Manufacturers have to move fast to fill these gaps. Our Filling Digital Transformation Gaps with Applications research finds that 54% of industrial companies say that digitalization has increased the speed of change/demand for agility. These opportunities really can’t wait for traditional systems to catch up. IT departments, and their users, need help.
Low-code application development is maturing at the right time to fill these gaps and help manufacturers gain value from the IoT. Low-code development allows rapid development to meet the large number of applications needed to fill digitalization gaps. More importantly, the model-based development approach enables users to be involved in defining and iterating on application designs to meet an evolving, unpredictable set of needs created by the IoT and related business models. This collaboration allows companies to get applications right by allowing domain experts and IT to work together through rapid design and prototyping. As the “Transformation Gaps” study finds, “48% of companies using low-code development report streamlining application development and better meeting business needs as benefits” – allowing them to get applications right, fast.

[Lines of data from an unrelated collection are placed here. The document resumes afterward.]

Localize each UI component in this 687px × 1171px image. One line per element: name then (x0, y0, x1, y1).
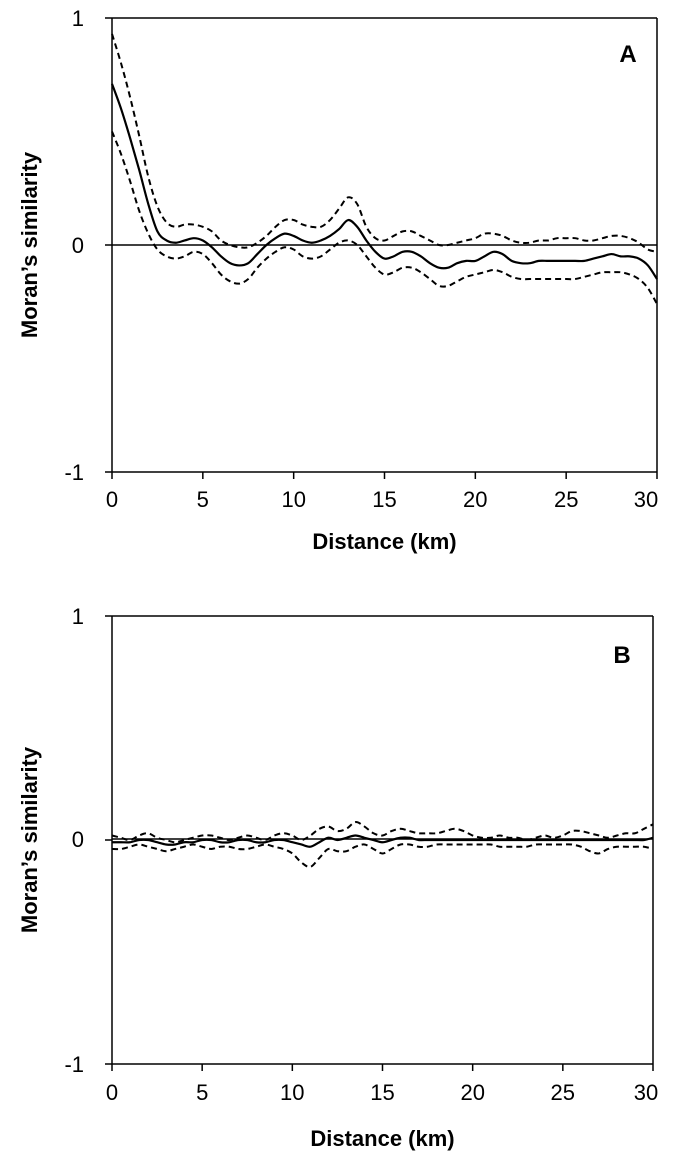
correlogram-line (110, 83, 658, 280)
x-tick-label: 10 (281, 487, 305, 512)
y-tick-label: 0 (72, 233, 84, 258)
y-axis-title: Moran’s similarity (17, 151, 42, 338)
x-tick-label: 5 (197, 487, 209, 512)
x-tick-label: 10 (280, 1080, 304, 1105)
lower-envelope-line (111, 131, 658, 305)
correlogram-line (111, 834, 654, 848)
x-tick-label: 0 (106, 487, 118, 512)
y-tick-label: 1 (72, 6, 84, 31)
panel-b: 1 0 -1 0 5 10 15 20 25 30 Distance (km) … (17, 604, 658, 1151)
y-tick-label: 1 (72, 604, 84, 629)
y-axis-title: Moran’s similarity (17, 746, 42, 933)
x-tick-label: 25 (554, 487, 578, 512)
panel-a: 1 0 -1 0 5 10 15 20 25 30 Distance (km) … (17, 6, 658, 554)
tick-marks (105, 17, 658, 479)
panel-label: A (619, 41, 636, 68)
x-tick-label: 15 (372, 487, 396, 512)
x-tick-label: 25 (551, 1080, 575, 1105)
series-layer (110, 33, 658, 305)
y-tick-label: -1 (64, 1052, 84, 1077)
lower-envelope-line (111, 843, 654, 868)
x-tick-label: 15 (370, 1080, 394, 1105)
y-tick-label: 0 (72, 827, 84, 852)
panel-label: B (613, 642, 630, 669)
y-tick-label: -1 (64, 460, 84, 485)
x-tick-label: 20 (463, 487, 487, 512)
upper-envelope-line (111, 33, 658, 253)
x-tick-label: 30 (634, 1080, 658, 1105)
upper-envelope-line (111, 821, 654, 844)
x-tick-label: 5 (196, 1080, 208, 1105)
x-tick-label: 30 (634, 487, 658, 512)
x-axis-title: Distance (km) (312, 529, 456, 554)
series-layer (111, 821, 654, 868)
tick-marks (105, 615, 654, 1071)
x-axis-title: Distance (km) (310, 1126, 454, 1151)
x-tick-label: 20 (460, 1080, 484, 1105)
x-tick-label: 0 (106, 1080, 118, 1105)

Beyond the efficiency in initial application development that low-code provides, the approach also lets companies iterate to learn – quickly and inexpensively – so they can try new things to see what works. Optimizing competitive advantages and profitability from IoT initiatives requires some trial and error.

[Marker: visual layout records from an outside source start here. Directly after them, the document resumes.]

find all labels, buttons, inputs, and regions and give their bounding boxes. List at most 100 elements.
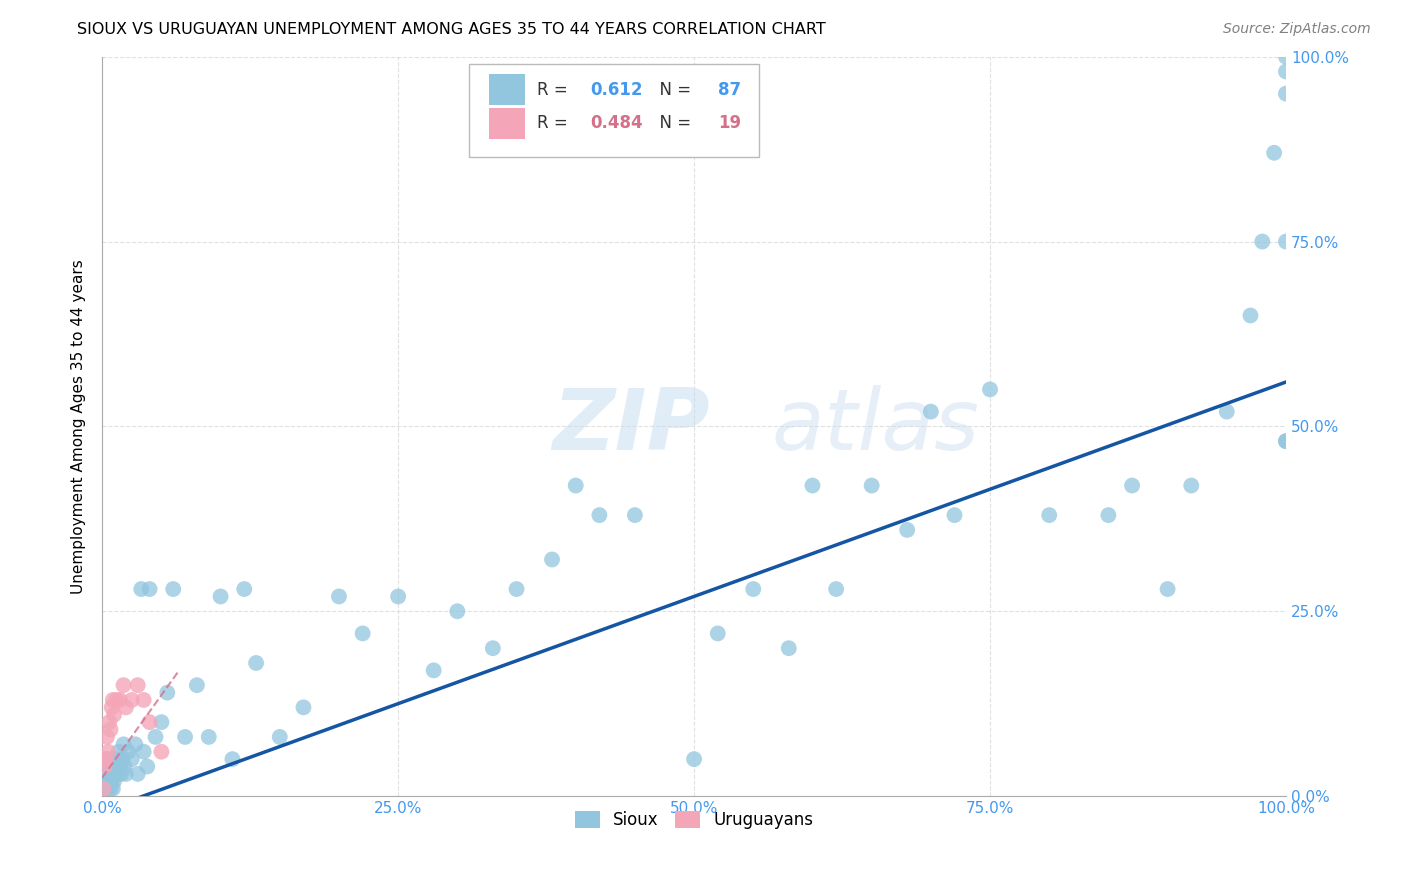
- Point: [896, 523, 918, 537]
- Point: [269, 730, 291, 744]
- Point: [136, 759, 159, 773]
- Point: [150, 745, 173, 759]
- Point: [132, 693, 155, 707]
- Point: [186, 678, 208, 692]
- Point: [105, 693, 128, 707]
- Point: [138, 582, 160, 596]
- Point: [979, 383, 1001, 397]
- Point: [96, 774, 118, 789]
- Point: [588, 508, 610, 522]
- Point: [96, 759, 118, 773]
- Point: [121, 693, 143, 707]
- Point: [100, 723, 122, 737]
- Point: [1275, 87, 1298, 101]
- Point: [221, 752, 243, 766]
- Point: [482, 641, 505, 656]
- Text: 87: 87: [717, 81, 741, 99]
- Point: [233, 582, 256, 596]
- Point: [111, 752, 134, 766]
- Point: [825, 582, 848, 596]
- Point: [162, 582, 184, 596]
- Point: [245, 656, 267, 670]
- Point: [801, 478, 824, 492]
- Point: [107, 745, 129, 759]
- Point: [624, 508, 647, 522]
- Point: [328, 590, 350, 604]
- Point: [114, 759, 136, 773]
- Point: [129, 582, 152, 596]
- Point: [683, 752, 706, 766]
- Point: [209, 590, 232, 604]
- FancyBboxPatch shape: [489, 108, 524, 139]
- Point: [107, 767, 129, 781]
- Point: [706, 626, 728, 640]
- Text: SIOUX VS URUGUAYAN UNEMPLOYMENT AMONG AGES 35 TO 44 YEARS CORRELATION CHART: SIOUX VS URUGUAYAN UNEMPLOYMENT AMONG AG…: [77, 22, 827, 37]
- Point: [108, 759, 131, 773]
- Point: [105, 752, 128, 766]
- Point: [1275, 64, 1298, 78]
- Point: [98, 715, 121, 730]
- Text: 0.484: 0.484: [591, 114, 643, 132]
- Point: [446, 604, 468, 618]
- Point: [94, 752, 117, 766]
- Point: [1263, 145, 1285, 160]
- Point: [94, 781, 117, 796]
- Point: [115, 700, 138, 714]
- Point: [1156, 582, 1178, 596]
- Text: R =: R =: [537, 81, 572, 99]
- Point: [100, 752, 122, 766]
- Point: [93, 781, 115, 796]
- Point: [1038, 508, 1060, 522]
- FancyBboxPatch shape: [489, 74, 524, 105]
- Point: [101, 767, 124, 781]
- Point: [422, 664, 444, 678]
- Text: 0.612: 0.612: [591, 81, 643, 99]
- Point: [93, 759, 115, 773]
- Point: [127, 678, 149, 692]
- Point: [1275, 434, 1298, 449]
- Point: [93, 774, 115, 789]
- Point: [93, 781, 115, 796]
- Point: [778, 641, 800, 656]
- Point: [96, 730, 118, 744]
- Point: [98, 774, 121, 789]
- Point: [564, 478, 586, 492]
- Point: [156, 685, 179, 699]
- Legend: Sioux, Uruguayans: Sioux, Uruguayans: [568, 805, 820, 836]
- FancyBboxPatch shape: [470, 64, 759, 156]
- Point: [174, 730, 197, 744]
- Point: [1275, 434, 1298, 449]
- Point: [97, 781, 120, 796]
- Text: N =: N =: [650, 114, 696, 132]
- Point: [112, 678, 135, 692]
- Text: N =: N =: [650, 81, 696, 99]
- Point: [94, 767, 117, 781]
- Point: [860, 478, 883, 492]
- Point: [505, 582, 527, 596]
- Point: [352, 626, 374, 640]
- Point: [124, 737, 146, 751]
- Point: [742, 582, 765, 596]
- Y-axis label: Unemployment Among Ages 35 to 44 years: Unemployment Among Ages 35 to 44 years: [72, 259, 86, 594]
- Point: [1216, 404, 1239, 418]
- Point: [121, 752, 143, 766]
- Point: [541, 552, 564, 566]
- Point: [1097, 508, 1119, 522]
- Text: Source: ZipAtlas.com: Source: ZipAtlas.com: [1223, 22, 1371, 37]
- Point: [103, 759, 125, 773]
- Point: [1239, 309, 1261, 323]
- Point: [104, 767, 127, 781]
- Text: atlas: atlas: [770, 384, 979, 468]
- Point: [103, 707, 125, 722]
- Point: [1180, 478, 1202, 492]
- Point: [138, 715, 160, 730]
- Point: [112, 737, 135, 751]
- Point: [100, 767, 122, 781]
- Point: [115, 767, 138, 781]
- Point: [1275, 50, 1298, 64]
- Text: ZIP: ZIP: [553, 384, 710, 468]
- Point: [150, 715, 173, 730]
- Point: [100, 774, 122, 789]
- Point: [1121, 478, 1143, 492]
- Point: [100, 781, 122, 796]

Graphic: Low-code development benefits
Low-code development has some additional benefits that make it well-suited to help companies take advantage of the IoT opportunity. The first is integration. IoT initiatives typically require a combination of data from different sources. For example, an app intended to intervene when a machine is trending toward a breakdown (and costly downtime) might need to access data from a CRM for customer information, an SLM for warranty/repair information, a PLM for design information, and an IoT system or data lake to gather sensor data. None of these individual systems has the full data and process context, creating a gap. Low- code can span and connect these existing applications and build new capabilities that leverage information from each.
Low-code can also help companies adopt new technologies that they may not be as familiar with. For example, low-code applications can incorporate artificial intelligence (AI) capabilities to further the capabilities of underlying systems. It can also help extend apps to edge devices and mobile apps that companies are not as familiar with developing for, while still leveraging the same development environment.

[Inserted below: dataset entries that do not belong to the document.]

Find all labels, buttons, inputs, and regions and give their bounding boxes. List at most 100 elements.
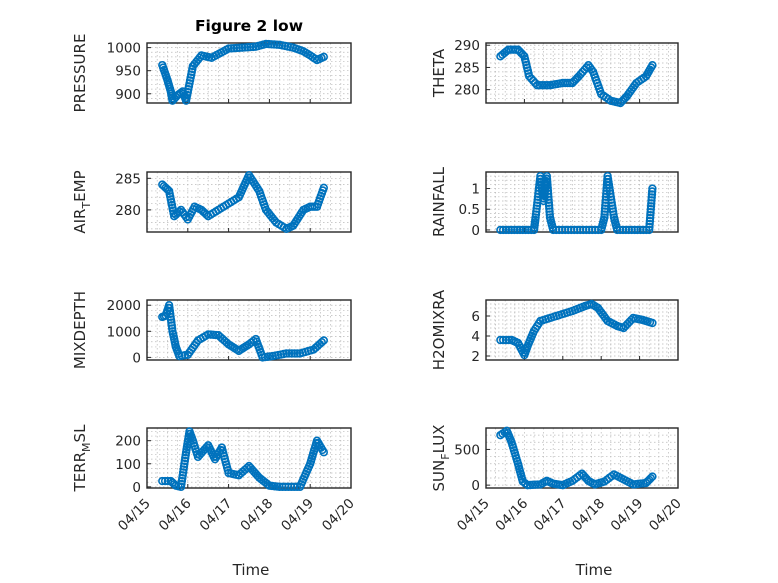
axes-frame bbox=[485, 171, 679, 233]
x-tick-label: 04/18 bbox=[569, 496, 608, 535]
y-tick-label: 0 bbox=[132, 350, 141, 366]
data-point bbox=[163, 185, 172, 194]
data-point bbox=[521, 225, 530, 235]
data-point bbox=[648, 184, 657, 193]
data-point bbox=[543, 81, 552, 90]
x-tick-label: 04/15 bbox=[115, 496, 154, 535]
data-point bbox=[621, 225, 631, 235]
data-point bbox=[648, 61, 657, 70]
data-point bbox=[284, 482, 293, 492]
data-point bbox=[269, 40, 279, 49]
y-tick-label: 0 bbox=[471, 223, 480, 239]
x-tick-label: 04/19 bbox=[608, 496, 647, 535]
y-axis-label: RAINFALL bbox=[430, 166, 448, 237]
y-axis-label: MIXDEPTH bbox=[71, 291, 89, 369]
data-point bbox=[615, 225, 625, 235]
axes-frame bbox=[485, 427, 679, 489]
data-point bbox=[530, 78, 540, 88]
data-point bbox=[532, 204, 541, 213]
data-point bbox=[544, 198, 554, 207]
data-point bbox=[540, 81, 550, 90]
y-tick-label: 100 bbox=[115, 457, 141, 473]
data-point bbox=[263, 479, 272, 489]
data-point bbox=[518, 50, 527, 59]
data-point bbox=[646, 210, 655, 220]
y-tick-label: 950 bbox=[115, 64, 141, 80]
axes-frame bbox=[485, 42, 679, 104]
data-point bbox=[647, 187, 657, 196]
data-point bbox=[281, 482, 290, 492]
data-point bbox=[293, 349, 302, 358]
y-tick-label: 290 bbox=[454, 38, 480, 54]
y-axis-label: H2OMIXRA bbox=[430, 289, 448, 370]
data-point bbox=[499, 225, 508, 235]
data-point bbox=[630, 225, 639, 235]
data-point bbox=[645, 219, 654, 229]
x-axis-label-right: Time bbox=[575, 561, 613, 579]
y-tick-label: 4 bbox=[471, 329, 480, 345]
subplot-2: 280 285 290 THETA bbox=[430, 38, 679, 108]
y-tick-label: 285 bbox=[115, 171, 141, 187]
data-point bbox=[542, 174, 552, 184]
y-tick-label: 200 bbox=[115, 434, 141, 450]
x-tick-label: 04/15 bbox=[454, 496, 493, 535]
data-point bbox=[648, 472, 657, 481]
data-point bbox=[319, 183, 328, 192]
data-point bbox=[272, 40, 282, 49]
data-point bbox=[633, 225, 642, 235]
data-point bbox=[158, 476, 167, 486]
axes-frame bbox=[146, 427, 352, 489]
data-point bbox=[496, 225, 505, 235]
data-point bbox=[319, 448, 328, 457]
data-point bbox=[612, 225, 622, 235]
data-point bbox=[240, 43, 250, 52]
data-point bbox=[317, 338, 326, 347]
data-point bbox=[646, 207, 655, 217]
data-point bbox=[290, 349, 299, 358]
y-axis-label: THETA bbox=[430, 48, 448, 98]
data-point bbox=[227, 44, 236, 53]
y-tick-label: 2000 bbox=[107, 298, 141, 314]
x-tick-label: 04/19 bbox=[278, 496, 317, 535]
data-point bbox=[542, 171, 551, 181]
data-point bbox=[645, 216, 655, 226]
data-point bbox=[543, 186, 553, 196]
subplot-7: 0 100 200 TERRMSL 04/15 04/16 04/17 04/18 04/19 0… bbox=[71, 424, 358, 534]
data-point bbox=[319, 52, 328, 62]
data-point bbox=[531, 213, 540, 222]
x-tick-label: 04/17 bbox=[197, 496, 236, 535]
y-axis-label: TERRMSL bbox=[71, 424, 93, 493]
data-point bbox=[160, 476, 170, 486]
y-tick-label: 2 bbox=[471, 349, 480, 365]
figure-title: Figure 2 low bbox=[195, 17, 303, 35]
y-tick-label: 6 bbox=[471, 309, 480, 325]
data-point bbox=[248, 42, 258, 52]
y-tick-label: 0 bbox=[132, 480, 141, 496]
subplot-5: 0 1000 2000 MIXDEPTH bbox=[71, 291, 352, 369]
x-tick-label: 04/17 bbox=[531, 496, 570, 535]
data-point bbox=[543, 180, 552, 190]
y-tick-label: 280 bbox=[454, 83, 480, 99]
data-point bbox=[264, 39, 273, 49]
data-point bbox=[532, 81, 542, 90]
data-point bbox=[544, 201, 554, 210]
axes-frame bbox=[146, 42, 352, 104]
data-point bbox=[600, 210, 609, 219]
data-point bbox=[600, 213, 609, 222]
data-point bbox=[496, 335, 505, 345]
data-point bbox=[499, 335, 508, 345]
data-point bbox=[543, 177, 552, 187]
subplot-3: 280 285 AIRTEMP bbox=[71, 170, 352, 234]
data-point bbox=[545, 207, 554, 216]
data-point bbox=[531, 210, 541, 219]
data-point bbox=[532, 207, 541, 216]
data-point bbox=[624, 225, 634, 235]
data-point bbox=[504, 225, 513, 235]
data-point bbox=[535, 81, 544, 90]
axes-frame bbox=[146, 299, 352, 361]
data-point bbox=[545, 204, 554, 213]
x-tick-label: 04/20 bbox=[646, 496, 685, 535]
data-point bbox=[232, 43, 241, 53]
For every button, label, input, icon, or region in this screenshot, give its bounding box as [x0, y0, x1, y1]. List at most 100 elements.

In our prior example, low-code could help incorporate predictive analytics to identify a potential equipment failure and alert a service technician on a mobile device.
The IoT brings new opportunities and new challenges. At the same time, it can create or widen gaps that overburden existing IT resources. Low-code can help companies keep up with the new demands by allowing them to move quickly while also better meeting needs and preventing rework through better collaboration with business users. Needs will change and new gaps will arise. Low-code creates the agility needed to keep up with them and profit from IoT opportunities.
The bottom line is that our study shows that “companies currently developing solutions using low-code development are over three times as likely to be able to fill digital transformation gaps “very well” than those not yet using it.” This advanced development capability is a strategic advantage manufacturers can’t do without as they address the challenges and opportunities of digital transformation and the industrial IoT.